A beginner’s guide to African handshakes


Just how do you shake hands in Africa? Australian traveller Liam Walls became increasingly baffled by handshake protocol as he made his way down the continent – but by the time he reached Zambia he reckoned he’d grasped the basics.

Handshake--shutterstock_15588109If you are in any way averse to shaking hands, then perhaps Zambia isn’t for you. It is not just how often you’ll need to perform this act but also the sheer number of variations that you’ll have to negotiate. Inexperience can lead to many an awkward introduction and, as with dancing, if you don’t know the moves, you may end up fumbling and fondling rather than achieving the perfectly choreographed embrace. Here I have taken the liberty of compiling a list of the most common handshakes the first-timer is likely to encounter. They vary in difficulty and can be combined in various ways. And don’t forget: it’s always right hand only. (Sorry, lefties.)

Slapper starting move; difficulty 6/10
Very common. Lift your arm high, grin wildly and bring it down with force into your partner’s outstretched hand. If you’re on the receiving end (as is likely), just present your hand as a landing pad. What happens after the hands make contact is anyone’s guess.

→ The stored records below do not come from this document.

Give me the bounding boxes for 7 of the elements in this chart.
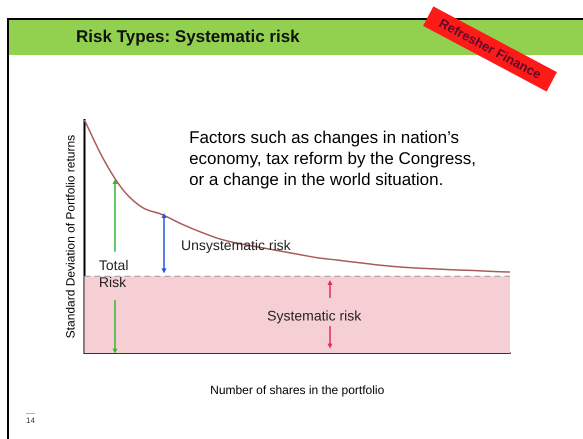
band-label: Systematic risk [267,308,362,324]
annotation: Factors such as changes in nation’s economy, tax reform by the Congress, or a change in the world situation. [189,126,478,190]
y-axis-title: Standard Deviation of Portfolio returns [64,134,78,338]
text: 14 [26,413,35,425]
annotation: Total Risk [98,256,130,291]
x-axis-title: Number of shares in the portfolio [210,383,385,398]
chart-title: Risk Types: Systematic risk [76,27,300,47]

Switcheroo regular shake; difficulty 6/10
This is one you may be familiar with. The hand orientation is rotated, switched vertically between two positions, either side of the thumb. The prolonged version (let’s call it the ‘extended switcheroo’), much like French cheek-kissing, can lead you to wonder whether it will ever end. Just go with the flow.

Wrist shake casual shake; difficulty 4/10
Are your hands full? Have you been chopping raw meat? Then just limply present your wrist for the grabbing. It’s the handshake equivalent of ‘whassup?’ but don’t let this young-person speak put you off. If a relaxed greeting is what you need, this is the one.

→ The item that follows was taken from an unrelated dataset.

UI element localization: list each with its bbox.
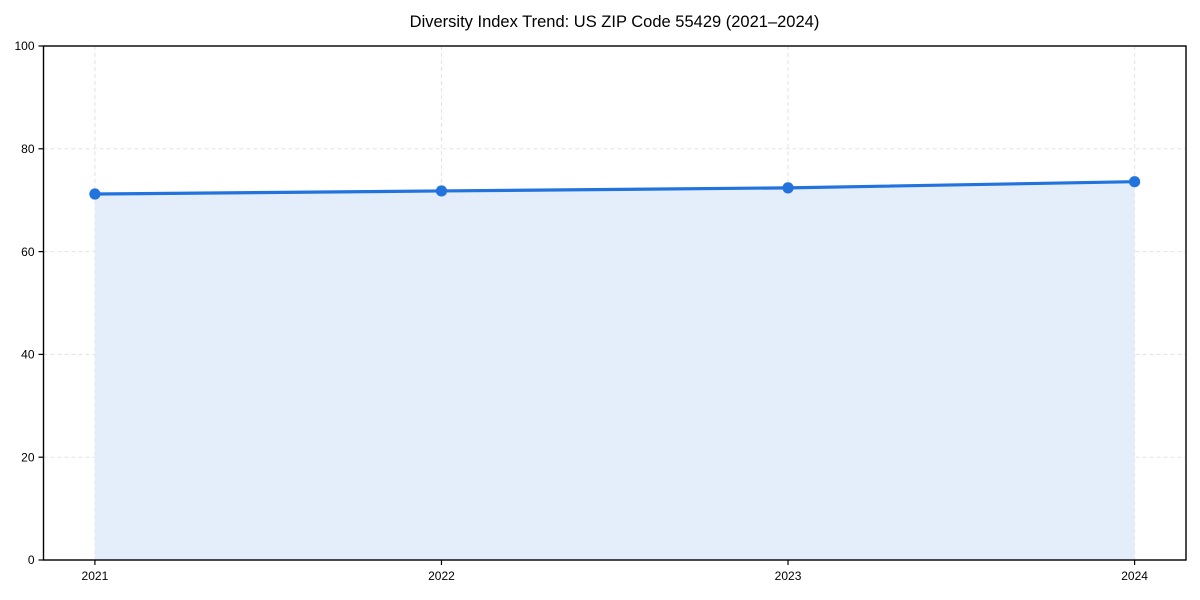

Elbow-hold formal shake; difficulty 4/10
The polar opposite of the wrist shake. If someone deserves your respect, hold your right elbow with your left hand as you shake.

Muffled clap formal flourish; difficulty 6/10
Culturally similar to the elbow-hold, this shake also demonstrates deference. Slightly cup your hands, hold them horizontally, and perform a couple of gentle claps before and after the shake. Lower your head and upper body slightly.

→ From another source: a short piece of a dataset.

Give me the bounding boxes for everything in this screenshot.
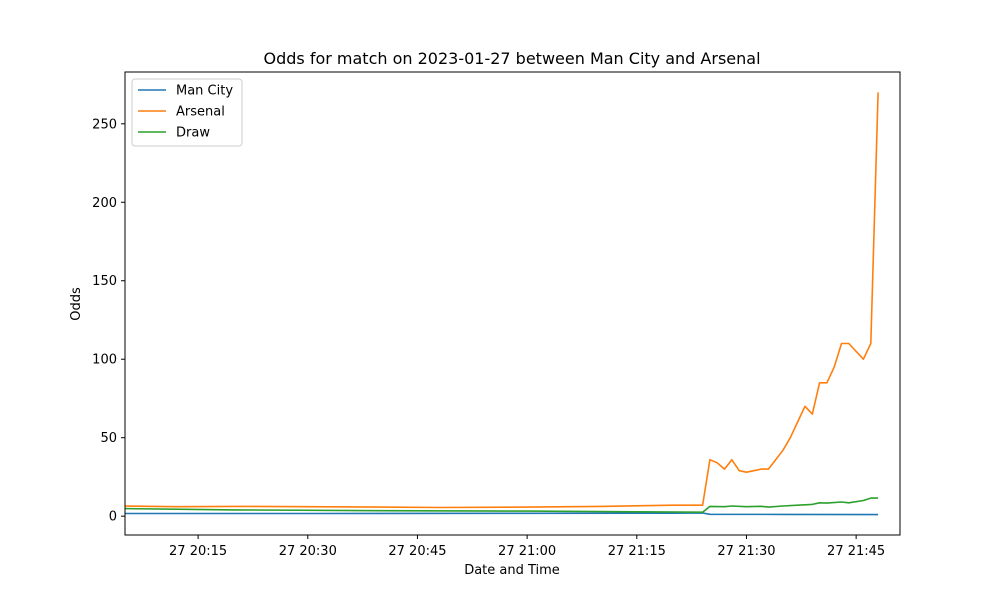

Reverator advanced formal shake; difficulty 8/10
Combine the elbow-hold and the muffled clap to kiss some serious backside. For advanced suck-ups only.

Clicker casual finisher; difficulty 9/10
After the switcheroo, click your fingers around the thumb of your partner’s hand as he does the same around yours. It’s tricky to get proper traction but if you pull this off you achieve ultimate cool.

Thumb slip casual finisher; difficulty 7/10
You might be pulled into this one to finish. Hook fingers, pressing the pad of your thumb against your partner’s. Press and slip your thumbs past each other to complete. No click sound is required, but a big smile and a friendly pat on your partner’s shoulder wouldn’t go amiss.

Extended hold finisher; difficulty 2/10 (physical), 8/10 (psychological)
Don’t be alarmed if, after a shake, your partner doesn’t let go. Relax: it’s just affection and will soon be over. Well, perhaps not soon, but eventually.